SIARHEI ABRAMCHUK (1984-2010), promising young Belarusian ornithologist, of encephalitis, age 26, after a tick bite in Belarus.

JOY ADAMSON (1910–1980), a naturalist, artist, and author best known for the book and movie Born Free, found murdered in her camp on Kenya’s Lake Naivasha.

DAVID DOUGLAS (1799–1834), Scottish botanist and explorer, said to be the greatest plant collector ever, died upon falling into a pit trap already occupied by a bull, in Hawaii.

HEINRICH MACKLOT (1799–1832), naturalist, was so enraged when insurgents burned down his house, with all of his collections, that he organized a revenge attack and was speared to death in Java.

MICHIO HOSHINO (1952-1996), celebrated Japanese wildlife photographer, killed when a brown bear attacked him in his tent, while on assignment in Kamchatka, Russia.

ANDREW M. FIELD (1955-1984), an ecologist, fell from a tree while conducting canopy research in Venezuela.

MARGARITA GOMEZ (1987-2011), Universidad de los Andes biology student murdered by a drug gang while photographing the biodiversity around Cordoba, Columbia.

ADOLF SCHLAGINTWEIT (1829–1857), one of five German brothers who became naturalists and explorers, beheaded as a spy in Kashgar, China.

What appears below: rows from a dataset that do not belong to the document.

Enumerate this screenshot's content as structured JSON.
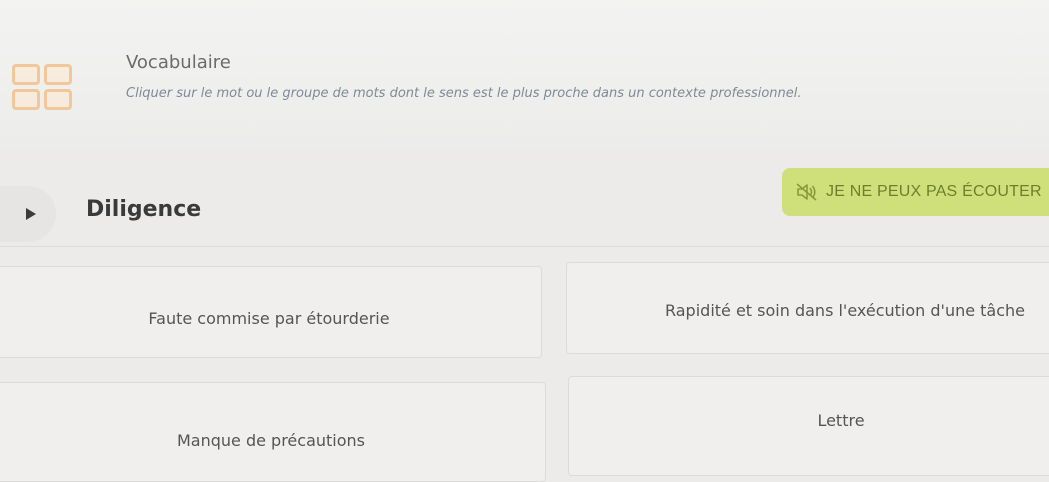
{
  "header": {
    "title": "Vocabulaire",
    "instruction": "Cliquer sur le mot ou le groupe de mots dont le sens est le plus proche dans un contexte professionnel.",
    "icon": "grid-icon"
  },
  "exercise": {
    "word": "Diligence",
    "play_icon": "play-icon",
    "cant_listen_label": "JE NE PEUX PAS ÉCOUTER",
    "cant_listen_icon": "speaker-muted-icon",
    "options": [
      "Faute commise par étourderie",
      "Rapidité et soin dans l'exécution d'une tâche",
      "Manque de précautions",
      "Lettre"
    ]
  },
  "colors": {
    "accent_button": "#cfe07a",
    "accent_button_text": "#6f7e2d",
    "icon_orange": "#f2c89a",
    "instruction_text": "#7f8a96"
  }
}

KIRSTY M. BROWN (1974-2003), marine biologist with the British Antarctic Survey, drowned when attacked while snorkeling and dragged 200 feet underwater by a leopard seal.

PRINCE EUGENIO RUSPOLI (1866-1893), Italian explorer, gave his name to one of world’s most beautiful and rare birds, the Ethiopian Prince Ruspoli’s Turaco, trampled to death by an angry elephant.

ERWIN EVERT (1940 -2010), botanist in the greater Yellowstone ecosystem, where he found five new species of plants, died, age 70, in a “fatal encounter with a grizzly bear” while on his daily botanical walk in the Shoshone National Forest in Wyoming.

GANAPATHI THANIKAIMONI (1938–1986), a leading palynologist, who studied contemporary and fossil pollens, was killed, age 48, during the military assault after terrorists hijacked Pan Am Flight 73 from Karachi. He was reportedly helping a child when hit by fragments from a grenade set off by the terrorists.

DIAN FOSSEY (1932-1985), primatologist studying mountain gorillas, found murdered in her cabin, age 53, in the Virunga Mountains, Rwanda (case unsolved). Fossey was portrayed by Sigourney Weaver in the film, Gorillas In The Mist.

HAROLD J. GRANT (1921–1966), American entomologist, age 45, drowned on an expedition collecting grasshoppers in Trinidad.

JOHANN HELFER (1810–1840), Czech-born naturalist, murdered, age 29, by poison dart in the Andaman Islands.

(See more here)


  1. This is precisely why I stay indoors, safe in my barcalounger.

  2. He drowned collecting crickets in Trinidad. How lame.

  3. I'm wondering why someone would look for ants at night with a lantern. Do they only come out at night?

    If something happens to me while I'm working at the library, I'd have to say that wouldn't be a bad way to go.